Alors, voilà, on se remet donc à crier au loup ! Cette fois c’est un immigré qui trinque (“Sarkozy” je trouve que ça fait pas vraiment “français de souche”, vous trouvez pas ?). Ce que j’entends presque exclusivement autour de moi comme arguments, c’est, bien sûr, qu’il est de droite. Mais honnêtement ça ne suffit plus à me convaincre (Fabius est bien de gauche, par exemple : ça ne suffit pas non plus à me convaincre...). J’ai besoin d’autre chose. Qu’est-ce qu’on me dit, en fait, la plupart du temps ? Que ce type est “inquiétant”, qu’il “fait peur”, qu’il est “dangereux” (1) ... Bon, d’accord.

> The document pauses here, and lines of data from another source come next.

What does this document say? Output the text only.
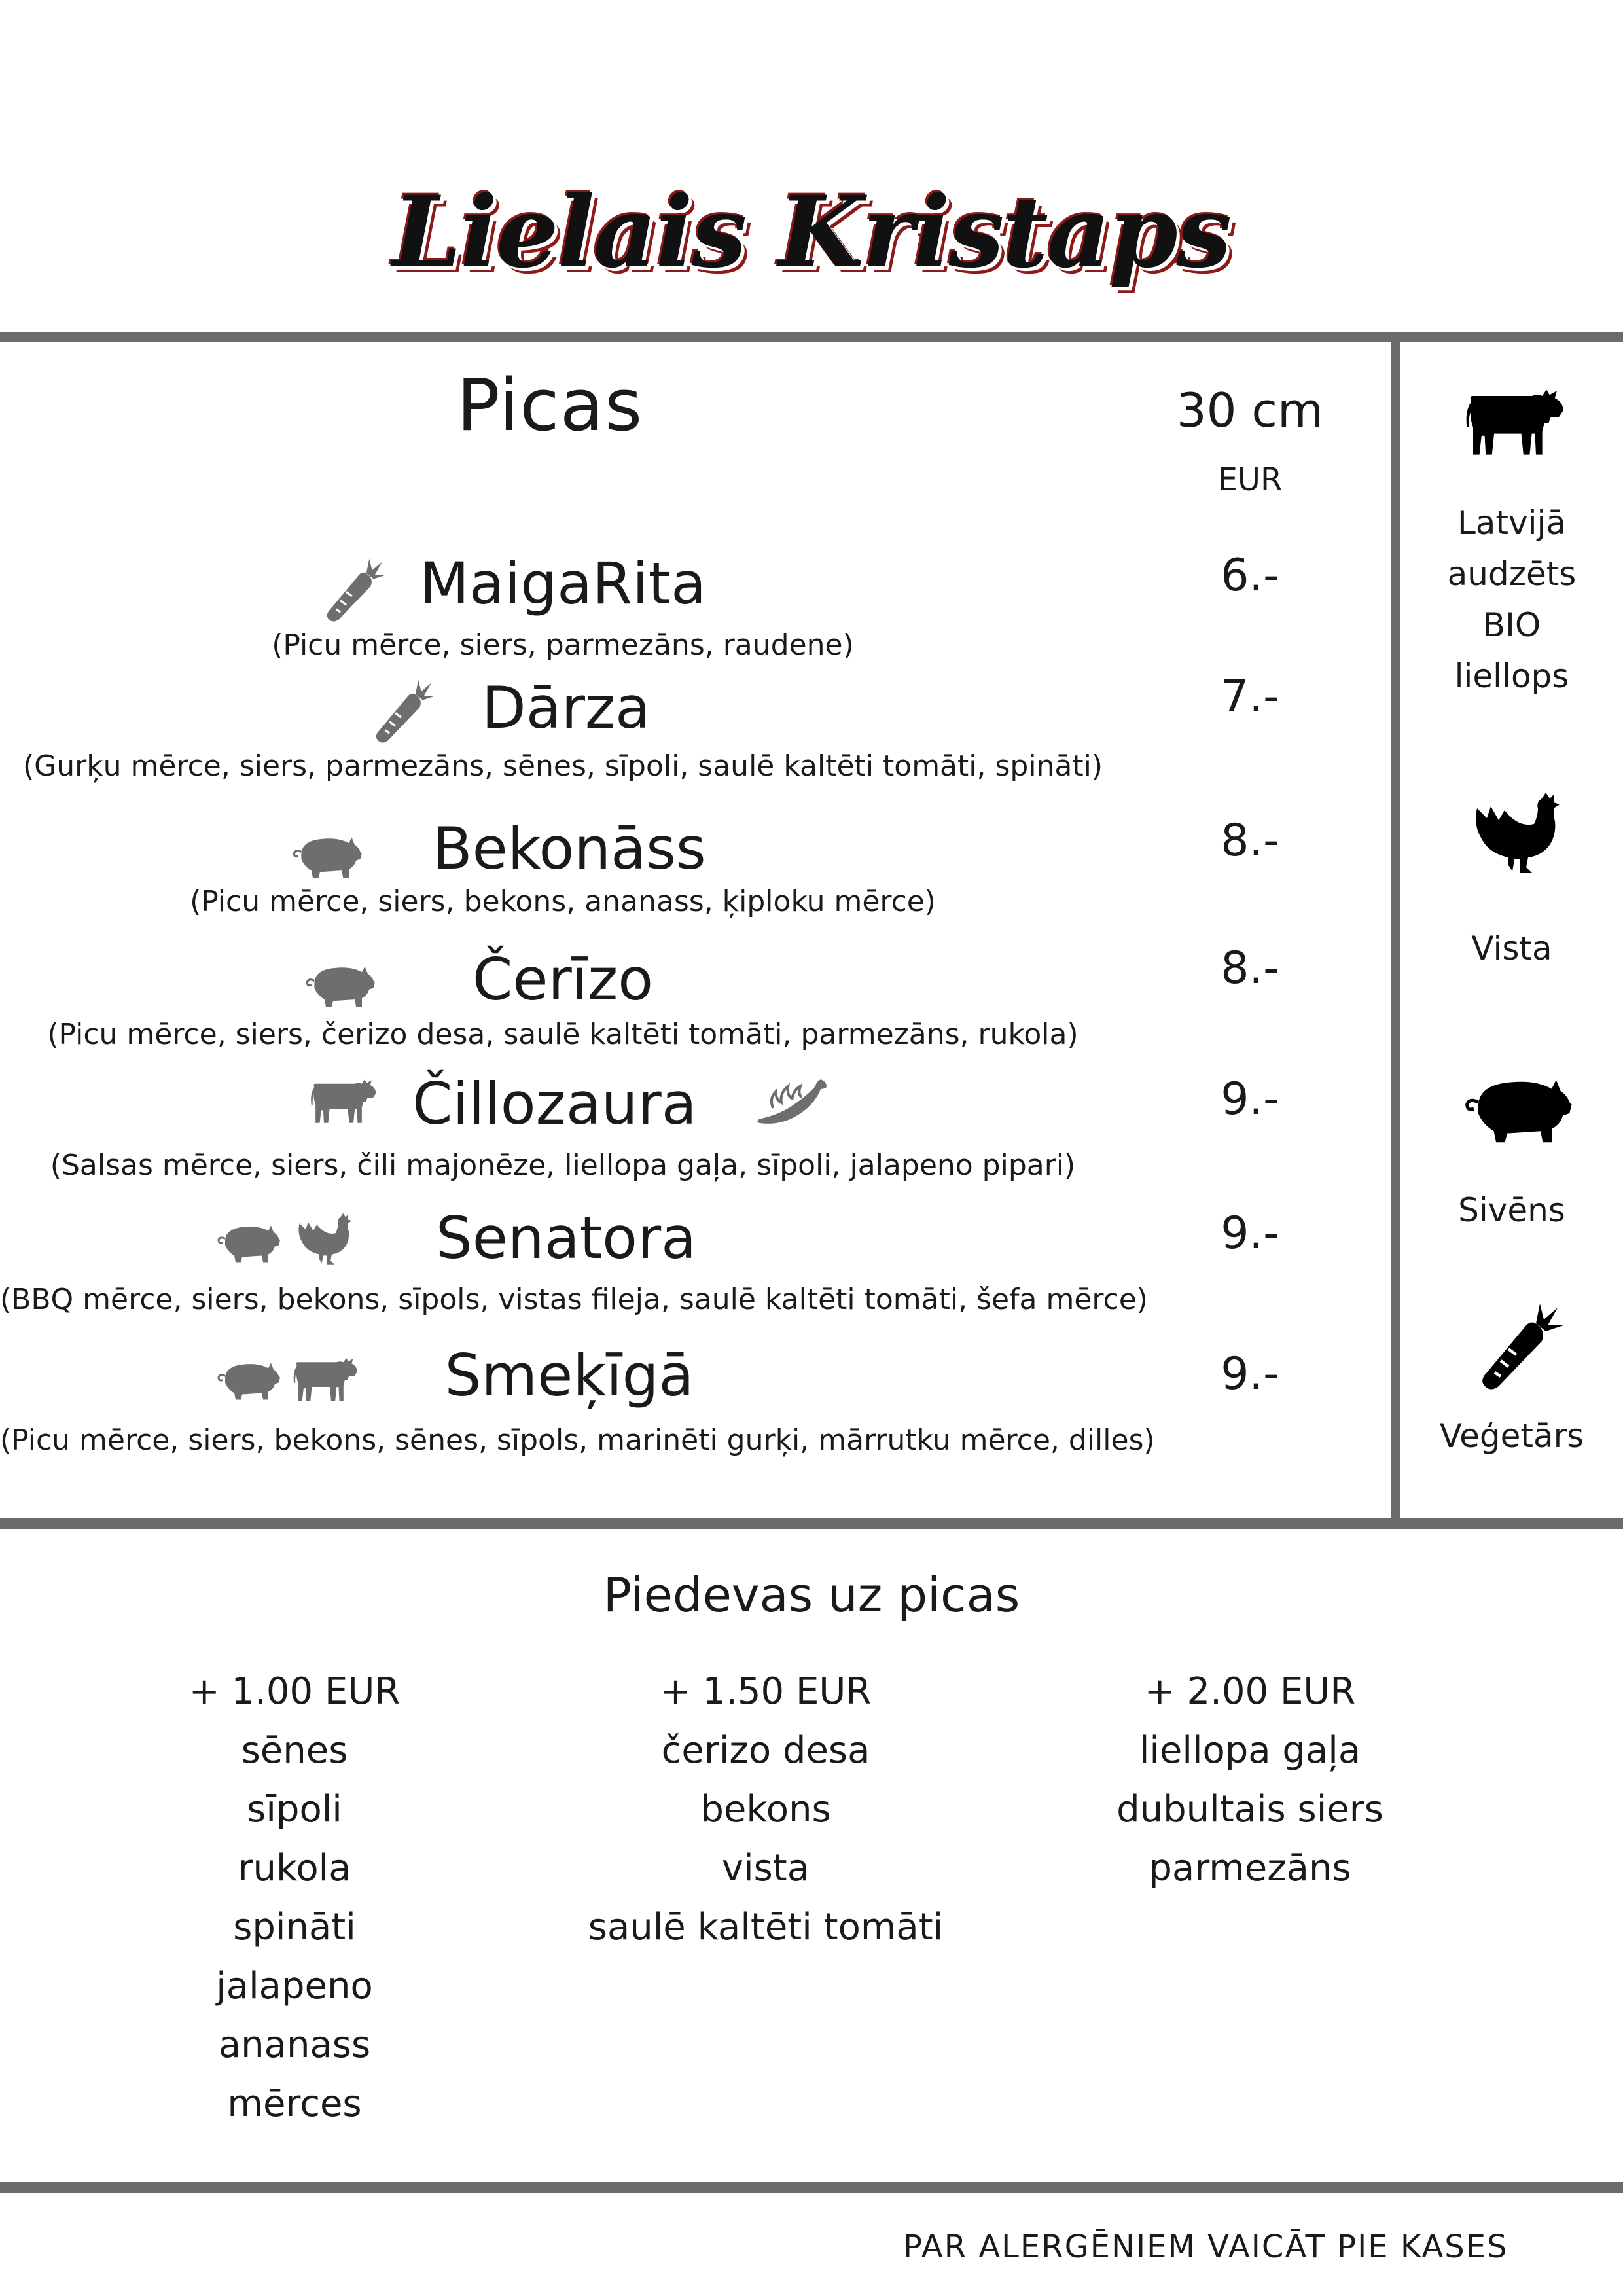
Lielais Kristaps
Picas	30 cm
EUR
MaigaRita
(Picu mērce, siers, parmezāns, raudene)
6.-
Dārza
(Gurķu mērce, siers, parmezāns, sēnes, sīpoli, saulē kaltēti tomāti, spināti)
7.-
Bekonāss
(Picu mērce, siers, bekons, ananass, ķiploku mērce)
8.-
Čerīzo
(Picu mērce, siers, čerizo desa, saulē kaltēti tomāti, parmezāns, rukola)
8.-
Čillozaura
(Salsas mērce, siers, čili majonēze, liellopa gaļa, sīpoli, jalapeno pipari)
9.-
Senatora
(BBQ mērce, siers, bekons, sīpols, vistas fileja, saulē kaltēti tomāti, šefa mērce)
9.-
Smeķīgā
(Picu mērce, siers, bekons, sēnes, sīpols, marinēti gurķi, mārrutku mērce, dilles)
9.-
Latvijā
audzēts
BIO
liellops
Vista
Sivēns
Veģetārs
Piedevas uz picas
+ 1.00 EUR
sēnes
sīpoli
rukola
spināti
jalapeno
ananass
mērces
+ 1.50 EUR
čerizo desa
bekons
vista
saulē kaltēti tomāti
+ 2.00 EUR
liellopa gaļa
dubultais siers
parmezāns
PAR ALERGĒNIEM VAICĀT PIE KASES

Mais à part ça ? Il dit quoi ? Des grosses bêtises ? Des trucs insupportables ? Son programme est nul ? Ou alors faut-il ne pas se fier aux programmes, et dans ce cas là, autant dire aussi qu’on peut voter Royal parce qu’elle a de belles jambes...

 On me parle aussi de la face cachée de Sarko, et j’ai lu là-dessus une excellente BD, aux éditions Vents d’Ouest. Voilà qui est déjà beaucoup plus convaincant, même si malheureusement on est encore dans le registre de la caricature. Je ne me réfère pas  aux Guignols en tous genres pour penser la politique. Leur rôle est ailleurs. Donc, dont acte, le passé de Sarkozy ne plaide pas pour lui. Ni, surtout, ses accointances médiatiques, notamment avec TF1 (que Bayrou fait bien de dénoncer !). Mais les autres, ils n’ont pas de face cachée ? Et Mitterrand, il n’avait pas de faces cachées ? Quant à son obsession du pouvoir, je ne la trouve pas très différente de celle, là encore, d’un Mitterrand ou d’un Chichi... Ca fait peur ? Peut-être. Mais au moins a-t-il toujours eu la sincérité de ne pas cacher son ambition, là où beaucoup minaudent pendant des années,  manient  à l’envie la langue de bois, pour finalement se la jouer altruiste : “Si on me réclame, si on m’aime, je veux bien essayer...”  (le syndrôme Jospin). Rien de plus normal que d’en avoir très envie, sinon on ne s’engage pas dans cette conquête du pouvoir telle qu’elle est organisée dans notre démocratie. Ou bien on refuse, ce que fit Delors, très fort... (et dont la filiation politique est probablement chez Bayrou... dont je reparlerai bientôt...).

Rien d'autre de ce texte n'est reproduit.